Collins said investigators have labeled his client the mastermind of the murder plot but said Wagner has a seventh-grade education and no serious criminal history.

Investigators in Pike County have charged Billy Wagner, his wife Angela, and the couples two sons, George and Jake Wagner, with aggravated murder with death penalty specifications. That means each defendant must have his or her own jury when their case goes to trial. Collins said seating four fair and impartial juries in Pike County could prove impossible.

"You're hearing about people who have such a divided opinion as to what's happened, or what potentially might have happened, or the reasons, or the motives," said Collins.

Collins said in Franklin County, it's not unusual for attorneys to dismiss hundreds of potential jurors in a capital case before settling on 12 men and women.

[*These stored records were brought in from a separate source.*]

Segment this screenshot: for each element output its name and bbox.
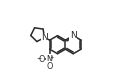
Text: N: N xyxy=(47,55,53,64)
Text: O: O xyxy=(38,55,45,64)
Text: N: N xyxy=(41,33,48,42)
Text: N: N xyxy=(70,31,77,40)
Text: −: − xyxy=(36,55,42,60)
Text: O: O xyxy=(46,62,53,71)
Text: +: + xyxy=(49,55,54,60)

Franklin County has a population of nearly 1.3 million people. The population of Pike County is just over 28,000 people.

Collins said it's possible to seat one fair and impartial jury, but said whittling the jury down to 48 men and women who can set aside their opinions and serve as fair and impartial jurors is extremely unlikely, but is it impossible?

"Everyone saw Lee Harvey Oswald get killed on TV by Jack Ruby. And it was live. They were still able to seat a jury," said Collins. "I don't have a crystal ball. I can't predict that there will be too much media attention that most of the jurors have formed opinions, or are too emotionally embraced in the case, or are involved in the case, or have already taken sides."

In Ohio, prosecutors and defense attorneys must at least try to seat a jury before the court will consider moving a trial.